6 Gerakan sosial dan peran Internet: Dua lapis struktur Dalam refleksi atas seluruh data yang dikumpulkan selama studi ini, nampaknya penggunaan Internet oleh CSO di Indonesia pada dasarnya adalah sebuah proses rekursif. Penggunaan Internet itu terbentuk (constituted) dalam organisasi: ia adalah pengejawantahan (enactment) dari struktur ‘teknologi-dalam-praktik’. Ini senada dengan apa yang ditunjukkan oleh teori Strukturasi Adaptif (Adaptive Structuration Theory) yang diturunkan oleh DeSanctis dan Poole (1994) (yang lalu dirujuk Orlikowski (2000)) dari Teori Strukturasi Giddens (Giddens 1984).
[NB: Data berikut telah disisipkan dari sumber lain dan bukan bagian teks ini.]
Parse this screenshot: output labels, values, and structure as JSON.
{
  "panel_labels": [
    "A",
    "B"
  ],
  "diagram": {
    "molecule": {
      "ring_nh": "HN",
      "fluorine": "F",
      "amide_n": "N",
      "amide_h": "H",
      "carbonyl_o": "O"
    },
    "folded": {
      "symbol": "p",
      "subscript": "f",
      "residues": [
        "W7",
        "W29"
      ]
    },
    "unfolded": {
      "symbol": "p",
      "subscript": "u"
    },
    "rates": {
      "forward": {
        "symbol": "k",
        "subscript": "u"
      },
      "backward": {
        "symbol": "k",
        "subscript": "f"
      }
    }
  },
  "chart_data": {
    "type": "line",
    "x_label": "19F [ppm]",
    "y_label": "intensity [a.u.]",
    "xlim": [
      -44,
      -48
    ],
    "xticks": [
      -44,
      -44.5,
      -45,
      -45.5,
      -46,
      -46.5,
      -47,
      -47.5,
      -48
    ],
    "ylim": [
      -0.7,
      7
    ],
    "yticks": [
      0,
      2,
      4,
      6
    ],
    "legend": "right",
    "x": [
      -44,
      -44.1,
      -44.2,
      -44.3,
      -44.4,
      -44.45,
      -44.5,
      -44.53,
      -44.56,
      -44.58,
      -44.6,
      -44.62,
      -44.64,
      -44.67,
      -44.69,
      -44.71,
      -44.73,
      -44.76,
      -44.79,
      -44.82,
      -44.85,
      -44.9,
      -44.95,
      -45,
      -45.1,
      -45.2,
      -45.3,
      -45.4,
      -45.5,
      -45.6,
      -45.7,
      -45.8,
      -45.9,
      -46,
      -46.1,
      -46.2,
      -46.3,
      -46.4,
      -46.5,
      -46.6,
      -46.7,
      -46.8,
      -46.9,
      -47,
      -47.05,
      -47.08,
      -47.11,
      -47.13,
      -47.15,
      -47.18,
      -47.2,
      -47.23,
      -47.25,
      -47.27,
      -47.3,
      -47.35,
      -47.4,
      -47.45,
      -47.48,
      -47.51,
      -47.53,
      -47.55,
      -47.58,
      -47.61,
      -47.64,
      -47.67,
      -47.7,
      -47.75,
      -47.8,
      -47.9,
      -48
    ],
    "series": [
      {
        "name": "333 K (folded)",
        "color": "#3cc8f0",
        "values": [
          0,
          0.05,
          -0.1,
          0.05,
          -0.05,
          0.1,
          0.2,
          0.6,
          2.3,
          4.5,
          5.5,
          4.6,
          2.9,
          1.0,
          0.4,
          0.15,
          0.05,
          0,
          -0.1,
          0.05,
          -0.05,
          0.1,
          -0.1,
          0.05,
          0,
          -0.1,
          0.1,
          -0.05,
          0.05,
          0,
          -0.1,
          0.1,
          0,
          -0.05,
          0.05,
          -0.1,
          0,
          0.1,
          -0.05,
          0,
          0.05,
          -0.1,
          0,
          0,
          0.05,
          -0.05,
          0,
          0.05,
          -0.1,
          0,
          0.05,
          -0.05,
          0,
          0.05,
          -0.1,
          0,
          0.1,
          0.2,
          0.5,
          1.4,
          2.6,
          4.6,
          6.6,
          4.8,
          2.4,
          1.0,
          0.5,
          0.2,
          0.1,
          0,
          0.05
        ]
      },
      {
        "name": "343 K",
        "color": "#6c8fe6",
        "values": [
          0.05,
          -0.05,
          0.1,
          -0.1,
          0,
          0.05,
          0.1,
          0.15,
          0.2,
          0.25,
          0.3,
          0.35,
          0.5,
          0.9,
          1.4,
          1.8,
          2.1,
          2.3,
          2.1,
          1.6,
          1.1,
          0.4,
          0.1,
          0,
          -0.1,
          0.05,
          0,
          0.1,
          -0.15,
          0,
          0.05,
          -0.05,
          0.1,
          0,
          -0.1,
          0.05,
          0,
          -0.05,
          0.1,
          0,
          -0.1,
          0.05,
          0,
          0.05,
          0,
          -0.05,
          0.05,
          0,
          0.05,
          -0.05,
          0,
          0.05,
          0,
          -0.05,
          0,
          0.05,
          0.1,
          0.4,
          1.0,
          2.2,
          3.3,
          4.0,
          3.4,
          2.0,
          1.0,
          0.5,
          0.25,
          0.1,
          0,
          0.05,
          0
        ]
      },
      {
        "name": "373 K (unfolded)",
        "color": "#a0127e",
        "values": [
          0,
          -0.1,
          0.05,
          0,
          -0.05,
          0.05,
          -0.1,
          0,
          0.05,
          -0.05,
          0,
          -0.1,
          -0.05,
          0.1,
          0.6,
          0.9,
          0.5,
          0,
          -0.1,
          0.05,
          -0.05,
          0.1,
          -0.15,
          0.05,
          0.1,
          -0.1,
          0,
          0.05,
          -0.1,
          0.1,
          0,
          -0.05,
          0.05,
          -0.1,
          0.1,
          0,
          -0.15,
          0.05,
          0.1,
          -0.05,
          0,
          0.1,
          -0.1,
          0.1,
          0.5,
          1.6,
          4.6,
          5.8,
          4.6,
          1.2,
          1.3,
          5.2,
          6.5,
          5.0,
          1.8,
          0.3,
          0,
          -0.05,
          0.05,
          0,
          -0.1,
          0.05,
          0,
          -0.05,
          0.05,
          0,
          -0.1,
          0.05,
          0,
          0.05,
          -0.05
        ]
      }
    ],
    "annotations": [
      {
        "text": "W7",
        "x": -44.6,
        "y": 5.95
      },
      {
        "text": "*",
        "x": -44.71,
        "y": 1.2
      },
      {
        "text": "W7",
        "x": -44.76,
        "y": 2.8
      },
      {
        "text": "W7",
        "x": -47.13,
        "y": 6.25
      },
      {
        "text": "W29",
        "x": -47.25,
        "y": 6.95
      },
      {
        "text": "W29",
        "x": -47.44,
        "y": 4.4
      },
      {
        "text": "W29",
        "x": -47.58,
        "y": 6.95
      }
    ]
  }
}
Kasus-kasus yang terungkap dalam lokakarya, interview dan studi lapangan menunjukkan bahwa penggunaan email, mailing lists, WWW, blog sederhana, ataupun chat rooms semuanya mengindikasikan pembentukan struktur ‘teknologi-dalam-praktik’. Dengan kata lain, ini bukan hanya sekedar hasil langsung dari penggunaan teknologi, namun dengan teknologi dan penggunaanya secara terus-menerus berubah dan dibentuk, ini menyangkut proses lebih daripada hasil. Inovasi seperti Internet diadopsi dan secara terus-menerus dimodifikasi dan diadaptasi untuk disesuaikan dengan berbagai rutin dalam organisasi. Penggunaan dan apropriasi Internet oleh CSO akan ‘selalu-dalam-praktik’ (berkembang, emergent) dan bukannya terumuskan dan statis (fixed). Lihat Gambar 6. Gambar 6 Penggunaan Internet dalam aktivitas masyarakat sipil: Perspektif strukturasi

Source: Empirical fieldwork and modification of AST (Orlikowski 2000), also appears in Nugroho (forthcoming) 10

Penggunaan Internet oleh CSO membentuk struktur sosial yang lain yang sejalan dengan ‘teknologi-dalam-praktik’. Penggunaan email, misalnya, telah menjadi standar dalam pengorganisasian demonstrasi atau aksi, penyebaran informasi atau kesaksian korban; penggunaan mailing list telah menjadi praktik umum dalam kerja-kerja advokasi. Ini semua adalah contoh yang dirujuk partisipan dalam studi ini. Dalam tindakan yang berulang dan terstruktur, penggunaan Internet oleh CSO merujuk pada struktur yang sudah lebih dahulu ada tetapi sekaligus melahirkan struktur yang baru (rekonstitusi). Pembentukan struktur baru ini bisa jadi memang dimaksudkan demikian (deliberate) (seperti penggunaan email atau mailing list untuk komunikasi atau WWW untuk pencarian informasi), atau, lebih serng, tidak dimaksudkan (inadvertent) (seperti ketika komunikasi melalui email menjadi sebuah rutin yang baru). Ketika merefleksikan bagaimana penggunaan Internet di CSO Indonesia membawa dampak pada pembentukan (reshaping) kehidupan sosial-politik di Indonesia, ditemukan adanya ‘struktur berlapis’ melalui berbagai data kualitatif (khususnya interview, pengamatan langsung dan lokakarya). CSO di Indonesia mengalami setidaknya dua ‘lapis’ sistem sosial ketika mereka menggunakan Internet. Lapis pertama adalah pada CSO mereka sendiri (intra-organisational level) dimana staf atau aktivis berinteraksi dengan teknologi ketika menggunakan Internet (Lihat lagi Gambar 6). Lapis kedua adalah gerakan sosial/masyarakat sipil di Indonesia sebagai sistem sosial lainnya (inter-organisational level) dimana interaksi antar CSO terstruktur dan terbentuk. Lihat Gambar 7. Gambar 7 CSO dan gerakan sosial: Perspektif strukturasi

Source: Empirical fieldwork and modification of AST (Orlikowski 2000), also appears in Nugroho (forthcoming)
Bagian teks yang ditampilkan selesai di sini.